Quarterly report pursuant to Section 13 or 15(d)

PREFERRED AND COMMON STOCK

 v2.3.0.11
PREFERRED AND COMMON STOCK
6 Months Ended
Jun. 30, 2011
PREFERRED AND COMMON STOCK [Abstract]  
PREFERRED AND COMMON STOCK
NOTE 5     PREFERRED AND COMMON STOCK

The Company's Articles of Incorporation authorize the issuance of up to 100,000,000 shares.  The shares are classified in two classes, consisting of 95,000,000 shares of common stock, par value $.001 per share, and 5,000,000 shares of preferred stock, par value $.001 per share.
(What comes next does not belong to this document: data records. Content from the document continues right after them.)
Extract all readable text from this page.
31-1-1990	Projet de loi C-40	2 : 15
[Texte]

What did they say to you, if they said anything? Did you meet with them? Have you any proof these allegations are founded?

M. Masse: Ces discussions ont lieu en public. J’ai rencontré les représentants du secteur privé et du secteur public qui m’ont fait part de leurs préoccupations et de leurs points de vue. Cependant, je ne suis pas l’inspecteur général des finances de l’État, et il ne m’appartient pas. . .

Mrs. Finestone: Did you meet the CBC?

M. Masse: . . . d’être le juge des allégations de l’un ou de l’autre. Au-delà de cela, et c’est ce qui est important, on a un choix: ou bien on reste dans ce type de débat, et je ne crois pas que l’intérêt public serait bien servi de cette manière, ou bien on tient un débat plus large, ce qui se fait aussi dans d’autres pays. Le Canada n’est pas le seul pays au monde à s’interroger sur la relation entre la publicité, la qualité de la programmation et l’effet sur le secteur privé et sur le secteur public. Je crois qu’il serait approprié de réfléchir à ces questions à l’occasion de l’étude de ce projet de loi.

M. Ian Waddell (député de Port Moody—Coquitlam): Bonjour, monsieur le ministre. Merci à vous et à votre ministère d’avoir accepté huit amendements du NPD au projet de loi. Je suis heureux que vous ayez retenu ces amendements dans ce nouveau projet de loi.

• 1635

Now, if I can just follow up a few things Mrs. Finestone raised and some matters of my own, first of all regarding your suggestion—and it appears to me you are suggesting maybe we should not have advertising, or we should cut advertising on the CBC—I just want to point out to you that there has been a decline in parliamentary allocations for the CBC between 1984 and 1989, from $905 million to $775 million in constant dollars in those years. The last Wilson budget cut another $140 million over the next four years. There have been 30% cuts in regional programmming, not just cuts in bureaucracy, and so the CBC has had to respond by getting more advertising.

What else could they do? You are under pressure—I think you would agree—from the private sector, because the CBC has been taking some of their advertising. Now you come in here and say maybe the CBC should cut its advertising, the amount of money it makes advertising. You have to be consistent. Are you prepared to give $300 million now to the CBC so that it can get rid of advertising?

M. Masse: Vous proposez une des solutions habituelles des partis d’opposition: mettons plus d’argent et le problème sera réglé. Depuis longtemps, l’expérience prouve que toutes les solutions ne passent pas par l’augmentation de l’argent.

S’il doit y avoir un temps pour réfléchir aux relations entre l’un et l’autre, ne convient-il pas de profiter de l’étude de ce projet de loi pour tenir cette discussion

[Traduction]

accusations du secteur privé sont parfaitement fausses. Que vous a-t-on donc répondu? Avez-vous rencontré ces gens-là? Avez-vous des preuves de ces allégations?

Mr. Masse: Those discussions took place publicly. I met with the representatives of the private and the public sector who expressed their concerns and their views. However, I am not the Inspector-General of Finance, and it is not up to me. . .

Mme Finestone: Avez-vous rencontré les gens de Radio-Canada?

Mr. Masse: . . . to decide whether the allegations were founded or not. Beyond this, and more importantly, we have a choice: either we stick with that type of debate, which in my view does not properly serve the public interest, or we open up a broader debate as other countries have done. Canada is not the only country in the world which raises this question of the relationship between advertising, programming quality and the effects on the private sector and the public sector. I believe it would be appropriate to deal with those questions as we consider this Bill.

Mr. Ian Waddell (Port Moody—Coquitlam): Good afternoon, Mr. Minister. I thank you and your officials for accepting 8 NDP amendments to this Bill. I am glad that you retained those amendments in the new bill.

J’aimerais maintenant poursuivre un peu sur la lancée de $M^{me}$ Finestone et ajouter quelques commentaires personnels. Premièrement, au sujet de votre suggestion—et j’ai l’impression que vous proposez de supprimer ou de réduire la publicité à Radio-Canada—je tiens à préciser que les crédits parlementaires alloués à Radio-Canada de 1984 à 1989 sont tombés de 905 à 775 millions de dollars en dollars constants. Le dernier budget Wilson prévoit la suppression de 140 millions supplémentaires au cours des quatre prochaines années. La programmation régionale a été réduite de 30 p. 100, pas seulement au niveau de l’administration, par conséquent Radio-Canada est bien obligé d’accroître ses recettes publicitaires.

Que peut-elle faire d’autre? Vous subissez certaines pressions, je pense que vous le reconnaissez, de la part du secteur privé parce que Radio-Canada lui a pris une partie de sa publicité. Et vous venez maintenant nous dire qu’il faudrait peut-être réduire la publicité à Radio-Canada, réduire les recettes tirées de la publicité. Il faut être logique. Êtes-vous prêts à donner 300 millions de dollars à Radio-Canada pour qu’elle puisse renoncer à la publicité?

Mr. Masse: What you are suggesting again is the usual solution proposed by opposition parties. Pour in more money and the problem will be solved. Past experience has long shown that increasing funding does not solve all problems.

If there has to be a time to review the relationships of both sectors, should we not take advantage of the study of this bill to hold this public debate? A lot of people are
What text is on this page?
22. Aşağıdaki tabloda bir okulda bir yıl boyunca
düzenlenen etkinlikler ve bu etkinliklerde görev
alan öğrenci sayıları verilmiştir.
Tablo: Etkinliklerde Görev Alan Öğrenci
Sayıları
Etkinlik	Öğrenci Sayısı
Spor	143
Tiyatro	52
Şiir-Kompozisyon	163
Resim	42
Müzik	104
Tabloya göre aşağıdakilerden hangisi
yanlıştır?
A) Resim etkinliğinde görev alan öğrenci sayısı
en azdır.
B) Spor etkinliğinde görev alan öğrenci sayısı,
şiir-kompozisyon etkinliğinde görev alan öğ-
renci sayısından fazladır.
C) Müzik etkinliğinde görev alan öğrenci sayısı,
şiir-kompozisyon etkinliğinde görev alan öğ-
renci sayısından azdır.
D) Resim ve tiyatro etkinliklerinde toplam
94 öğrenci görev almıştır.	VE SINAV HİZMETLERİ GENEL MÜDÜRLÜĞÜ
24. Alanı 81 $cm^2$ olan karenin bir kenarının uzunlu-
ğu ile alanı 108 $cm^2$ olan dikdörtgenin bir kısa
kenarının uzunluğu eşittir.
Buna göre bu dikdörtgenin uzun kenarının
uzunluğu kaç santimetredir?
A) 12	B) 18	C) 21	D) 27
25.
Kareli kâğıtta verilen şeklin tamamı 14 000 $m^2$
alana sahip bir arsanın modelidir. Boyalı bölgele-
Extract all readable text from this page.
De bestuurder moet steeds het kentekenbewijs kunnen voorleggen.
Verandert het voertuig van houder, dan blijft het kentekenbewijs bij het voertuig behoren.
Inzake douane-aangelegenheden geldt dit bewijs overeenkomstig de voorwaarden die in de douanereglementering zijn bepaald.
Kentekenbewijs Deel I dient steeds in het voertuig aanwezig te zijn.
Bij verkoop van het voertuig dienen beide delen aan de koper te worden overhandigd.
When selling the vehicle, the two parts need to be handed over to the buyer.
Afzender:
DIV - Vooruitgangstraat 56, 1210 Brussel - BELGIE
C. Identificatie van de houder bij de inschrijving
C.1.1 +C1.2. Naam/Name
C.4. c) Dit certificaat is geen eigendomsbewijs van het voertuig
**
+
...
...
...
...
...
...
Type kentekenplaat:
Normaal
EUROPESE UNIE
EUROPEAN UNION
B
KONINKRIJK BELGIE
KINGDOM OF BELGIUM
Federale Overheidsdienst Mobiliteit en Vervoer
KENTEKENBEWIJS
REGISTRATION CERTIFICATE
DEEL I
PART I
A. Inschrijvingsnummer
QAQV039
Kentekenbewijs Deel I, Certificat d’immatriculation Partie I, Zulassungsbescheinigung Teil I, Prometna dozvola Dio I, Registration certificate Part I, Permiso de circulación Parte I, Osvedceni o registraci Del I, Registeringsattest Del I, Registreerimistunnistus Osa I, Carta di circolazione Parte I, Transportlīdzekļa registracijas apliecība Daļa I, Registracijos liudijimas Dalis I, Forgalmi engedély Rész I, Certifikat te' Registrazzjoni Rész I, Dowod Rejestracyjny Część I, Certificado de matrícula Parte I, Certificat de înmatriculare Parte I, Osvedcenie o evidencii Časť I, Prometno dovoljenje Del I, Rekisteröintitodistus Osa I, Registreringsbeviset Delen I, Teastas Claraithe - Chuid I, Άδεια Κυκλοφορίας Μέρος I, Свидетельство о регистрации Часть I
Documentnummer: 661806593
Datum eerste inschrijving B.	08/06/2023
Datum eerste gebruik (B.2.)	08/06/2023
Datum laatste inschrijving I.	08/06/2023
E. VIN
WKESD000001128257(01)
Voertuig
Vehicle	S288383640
The board of directors is authorized to establish one or more series of preferred stock, setting forth the designation of each such series, and fixing the relative rights and preferences of each such series.  The Company has neither designated nor issued any shares of preferred stock.
 
In January 2011, CIT exercised the 300,000 warrants that were issued as part of the initial revolving credit facility (Note 8).  Total proceeds from the exercise of these warrants were $1.5 million.
 
In January 2011, the Company issued 2,000 shares of Common Stock to two employees of the Company as compensation for their services.  The shares were fully vested on the date of the grant.  The fair value of the stock issued was $55,960 or $27.98 per share, the market value of a share of common stock on the date the stock was issued.  The entire amount of this stock award was expensed in the six months ended June 30, 2011.
 
In January 2011, the Company issued an aggregate of 15,265 shares of Common Stock to four executives of the Company as compensation for their services.  The shares were fully vested on the date of the grant.  The fair value of the stock issued was $427,115 or $27.98 per share, the market value of a share of common stock on the date the stock was issued.  The entire amount of this stock award was expensed in the six months ended June 30, 2011.
 
In January 2011, the Company issued 100,000 shares of Common Stock to two executives of the Company as partial consideration for the amendment and restatement of their employment agreements, which included the extension of non-compete terms from one to three years along with various other modifications.  The executives were fully vested in the shares on the date of the grant.  The fair value of the stock issued was $2,798,000 or $27.98 per share, the market value of a share of common stock on the date the stock was issued.  The entire amount of this stock award was expensed in the six months ended June 30, 2011.
 
In April 2011, the Company issued 1,000 shares of Common Stock to an employee of the Company as compensation for their services.  The shares were fully vested on the date of the grant.  The fair value of the stock issued was $23,760 or $23.76 per share, the market value of a share of common stock on the date the stock was issued.  The entire amount of this stock award was expensed in the six months ended June 30, 2011.
 
In May 2011, the Company's board of directors approved a stock repurchase program to acquire up to $150 million shares of the Company's outstanding common stock.  The stock repurchase program will allow the Company to repurchase its shares from time to time in the open market, block transactions and in negotiated transactions.  The Company has not made any repurchases under this program to date.
 
As of June 30, 2011, the Company had accrued bonuses of approximately $1.4 million based on the year to date results of operations in comparison to year-end bonus attainment expectations. This includes, but is not limited to operational metrics, such as increased well count, increased proven reserves, additional strategic acreage acquisitions, and meeting various other targets as established by the Company's Compensation Committee.  Management anticipates these bonuses will be paid in the fourth quarter of 2011 through the issuance of shares of common stock.  The accrued bonuses as of June 30, 2011, are an estimate and are considered discretionary based on 2011 operations.  The Company's Compensation Committee has approved a plan to grant bonuses and the bonus accrual is based on that plan, but the June 30, 2011 bonus accrual balance has not been approved by the Compensation Committee.  The Company expensed $422,782 in share-based compensation related to this bonus accrual in the six months ended June 30, 2011.  The remainder of bonus was capitalized into the full cost pool. As of June 30, 2010, the Company had accrued bonuses of approximately $1.8 million, of which $801,775 were expensed in share-based compensation.  The bonuses accrued as June 30, 2010 were paid in the fourth quarter of 2010 through the issuance of shares of common stock.